Israël a dépêché au Vénézuela, pays frappé par un séisme, une délégation de ZAKA, l’organisation israélienne dont les récits fabriqués concernant le 7 octobre ont été utilisés par Netanyahou et d’autres dirigeants pour susciter un soutien international au génocide à Gaza .

Cette initiative vise à rétablir des relations avec un gouvernement désormais aligné sur Washington, à la suite de l’enlèvement du président vénézuélien par les États-Unis.
Israël et le Venezuela avaient rompu leurs relations diplomatiques il y a 17 ans. Netanyahou a publiquement qualifié le déploiement de ZAKA d’opération de « reconstruction des relations » avec le Venezuela, rendant ainsi explicite la dimension politique de la mission.

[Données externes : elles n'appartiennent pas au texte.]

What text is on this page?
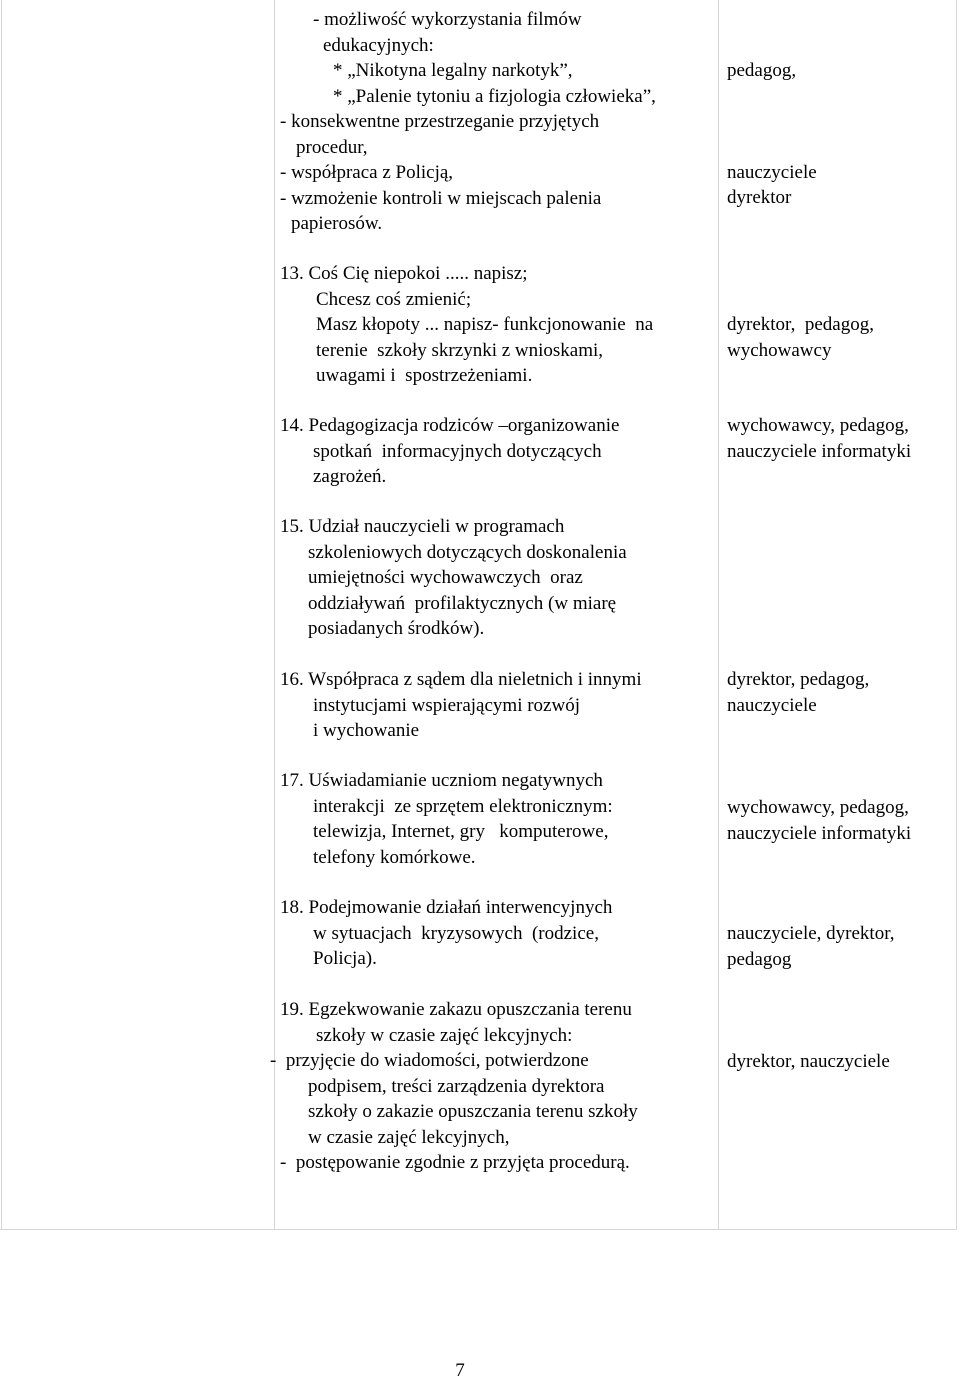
- możliwość wykorzystania filmów
edukacyjnych:
* „Nikotyna legalny narkotyk”,
* „Palenie tytoniu a fizjologia człowieka”,
- konsekwentne przestrzeganie przyjętych
procedur,
- współpraca z Policją,
- wzmożenie kontroli w miejscach palenia
papierosów.
pedagog,
nauczyciele
dyrektor
13. Coś Cię niepokoi ..... napisz;
Chcesz coś zmienić;
Masz kłopoty ... napisz- funkcjonowanie  na
terenie  szkoły skrzynki z wnioskami,
uwagami i  spostrzeżeniami.
dyrektor,  pedagog,
wychowawcy
14. Pedagogizacja rodziców –organizowanie
spotkań  informacyjnych dotyczących
zagrożeń.
wychowawcy, pedagog,
nauczyciele informatyki
15. Udział nauczycieli w programach
szkoleniowych dotyczących doskonalenia
umiejętności wychowawczych  oraz
oddziaływań  profilaktycznych (w miarę
posiadanych środków).
16. Współpraca z sądem dla nieletnich i innymi
instytucjami wspierającymi rozwój
i wychowanie
dyrektor, pedagog,
nauczyciele
17. Uświadamianie uczniom negatywnych
interakcji  ze sprzętem elektronicznym:
telewizja, Internet, gry   komputerowe,
telefony komórkowe.
wychowawcy, pedagog,
nauczyciele informatyki
18. Podejmowanie działań interwencyjnych
w sytuacjach  kryzysowych  (rodzice,
Policja).
nauczyciele, dyrektor,
pedagog
19. Egzekwowanie zakazu opuszczania terenu
szkoły w czasie zajęć lekcyjnych:
-  przyjęcie do wiadomości, potwierdzone
podpisem, treści zarządzenia dyrektora
szkoły o zakazie opuszczania terenu szkoły
w czasie zajęć lekcyjnych,
-  postępowanie zgodnie z przyjęta procedurą.
dyrektor, nauczyciele
7
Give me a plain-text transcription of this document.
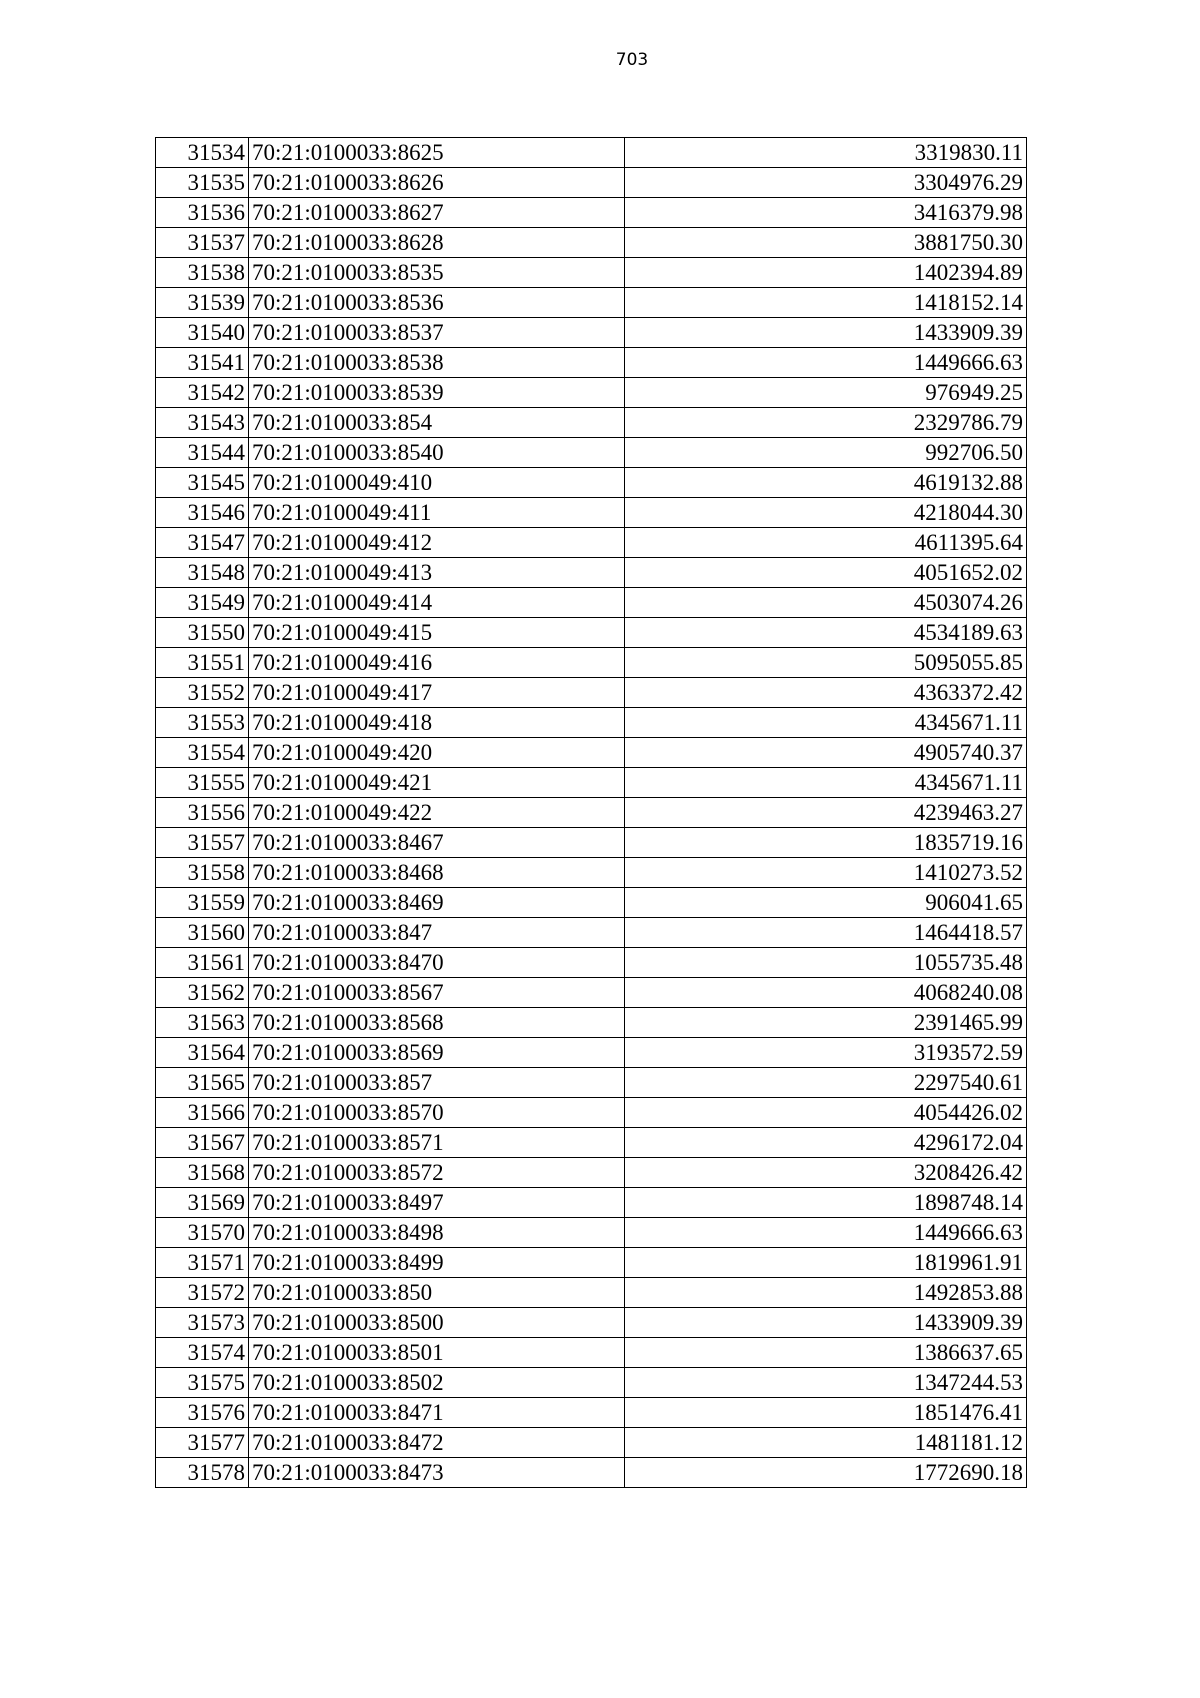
703
31534	70:21:0100033:8625	3319830.11
31535	70:21:0100033:8626	3304976.29
31536	70:21:0100033:8627	3416379.98
31537	70:21:0100033:8628	3881750.30
31538	70:21:0100033:8535	1402394.89
31539	70:21:0100033:8536	1418152.14
31540	70:21:0100033:8537	1433909.39
31541	70:21:0100033:8538	1449666.63
31542	70:21:0100033:8539	976949.25
31543	70:21:0100033:854	2329786.79
31544	70:21:0100033:8540	992706.50
31545	70:21:0100049:410	4619132.88
31546	70:21:0100049:411	4218044.30
31547	70:21:0100049:412	4611395.64
31548	70:21:0100049:413	4051652.02
31549	70:21:0100049:414	4503074.26
31550	70:21:0100049:415	4534189.63
31551	70:21:0100049:416	5095055.85
31552	70:21:0100049:417	4363372.42
31553	70:21:0100049:418	4345671.11
31554	70:21:0100049:420	4905740.37
31555	70:21:0100049:421	4345671.11
31556	70:21:0100049:422	4239463.27
31557	70:21:0100033:8467	1835719.16
31558	70:21:0100033:8468	1410273.52
31559	70:21:0100033:8469	906041.65
31560	70:21:0100033:847	1464418.57
31561	70:21:0100033:8470	1055735.48
31562	70:21:0100033:8567	4068240.08
31563	70:21:0100033:8568	2391465.99
31564	70:21:0100033:8569	3193572.59
31565	70:21:0100033:857	2297540.61
31566	70:21:0100033:8570	4054426.02
31567	70:21:0100033:8571	4296172.04
31568	70:21:0100033:8572	3208426.42
31569	70:21:0100033:8497	1898748.14
31570	70:21:0100033:8498	1449666.63
31571	70:21:0100033:8499	1819961.91
31572	70:21:0100033:850	1492853.88
31573	70:21:0100033:8500	1433909.39
31574	70:21:0100033:8501	1386637.65
31575	70:21:0100033:8502	1347244.53
31576	70:21:0100033:8471	1851476.41
31577	70:21:0100033:8472	1481181.12
31578	70:21:0100033:8473	1772690.18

La manière dont la délégation se présente soulève des questions quant à l’objectif réel de sa mission. Ses membres sont arrivés en uniforme de type militaire et ont été photographiés en train de poser, drapeaux israéliens à la main, au milieu des décombres de bâtiments vénézuéliens.

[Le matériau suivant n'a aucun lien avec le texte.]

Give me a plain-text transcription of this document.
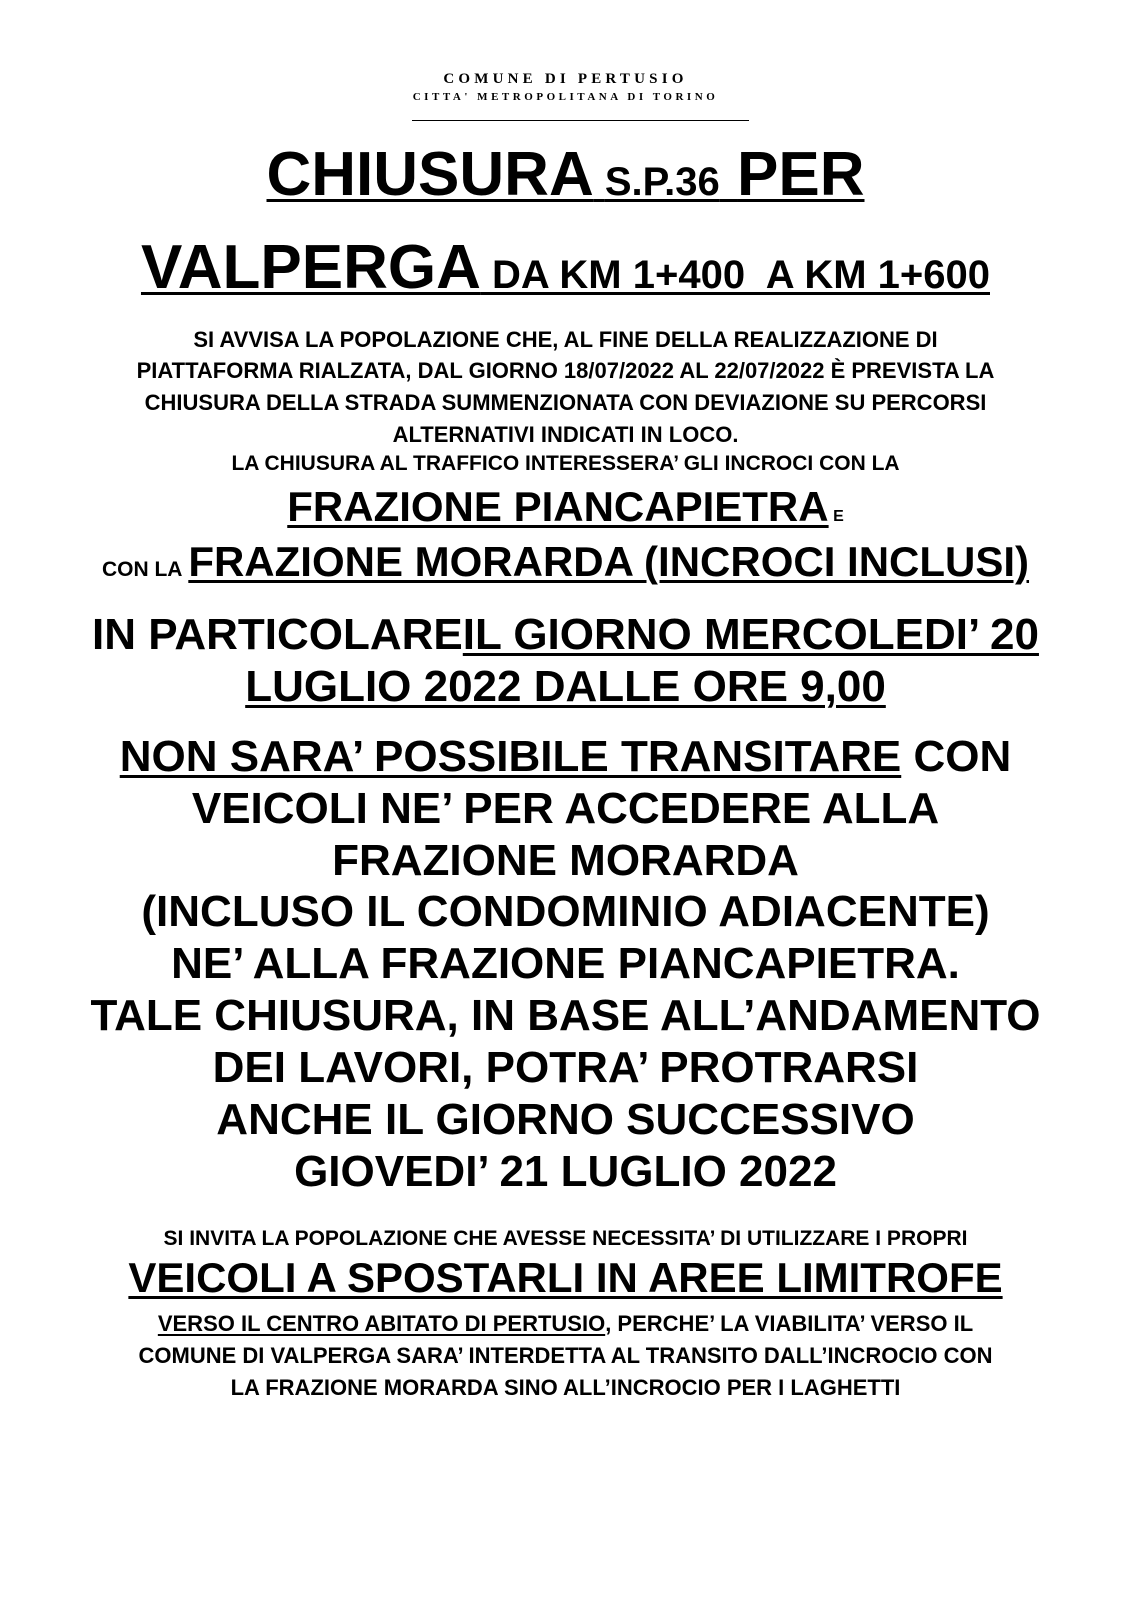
COMUNE DI PERTUSIO
CITTA' METROPOLITANA DI TORINO
CHIUSURA S.P.36 PER
VALPERGA DA KM 1+400  A KM 1+600
SI AVVISA LA POPOLAZIONE CHE, AL FINE DELLA REALIZZAZIONE DI
PIATTAFORMA RIALZATA, DAL GIORNO 18/07/2022 AL 22/07/2022 È PREVISTA LA
CHIUSURA DELLA STRADA SUMMENZIONATA CON DEVIAZIONE SU PERCORSI
ALTERNATIVI INDICATI IN LOCO.
LA CHIUSURA AL TRAFFICO INTERESSERA’ GLI INCROCI CON LA
FRAZIONE PIANCAPIETRA E
CON LA FRAZIONE MORARDA (INCROCI INCLUSI)
IN PARTICOLAREIL GIORNO MERCOLEDI’ 20
LUGLIO 2022 DALLE ORE 9,00
NON SARA’ POSSIBILE TRANSITARE CON
VEICOLI NE’ PER ACCEDERE ALLA
FRAZIONE MORARDA
(INCLUSO IL CONDOMINIO ADIACENTE)
NE’ ALLA FRAZIONE PIANCAPIETRA.
TALE CHIUSURA, IN BASE ALL’ANDAMENTO
DEI LAVORI, POTRA’ PROTRARSI
ANCHE IL GIORNO SUCCESSIVO
GIOVEDI’ 21 LUGLIO 2022
SI INVITA LA POPOLAZIONE CHE AVESSE NECESSITA’ DI UTILIZZARE I PROPRI
VEICOLI A SPOSTARLI IN AREE LIMITROFE
VERSO IL CENTRO ABITATO DI PERTUSIO, PERCHE’ LA VIABILITA’ VERSO IL
COMUNE DI VALPERGA SARA’ INTERDETTA AL TRANSITO DALL’INCROCIO CON
LA FRAZIONE MORARDA SINO ALL’INCROCIO PER I LAGHETTI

ZAKA a documenté et diffusé ces images sur ses réseaux sociaux tout au long du déploiement.
ZAKA a été au cœur de la campagne de désinformation la plus marquante concernant les événements du 7 octobre en Israël. Son responsable régional pour le sud, Yossi Landau, a affirmé à des journalistes du monde entier avoir découvert, au kibboutz Be’eri, une femme enceinte dont le ventre avait été ouvert et le fœtus poignardé. Une enquête du journal Haaretz a révélé que ce récit était faux
Parmi les autres récits infirmés impliquant des bénévoles de ZAKA et des secouristes israéliens, on compte ceux faisant état de bébés placés dans des fours, d’enfants pendus à des fils à linge et de bébés décapités. Netanyahou a affirmé au président américain Joe Biden que des Palestiniens avaient « attaché des dizaines d’enfants » entre eux, les avaient brûlés et exécutés. Biden a prétendu avoir vu des photos de bébés décapités. La Maison Blanche a par la suite précisé qu’aucune photo de ce genre n’existait.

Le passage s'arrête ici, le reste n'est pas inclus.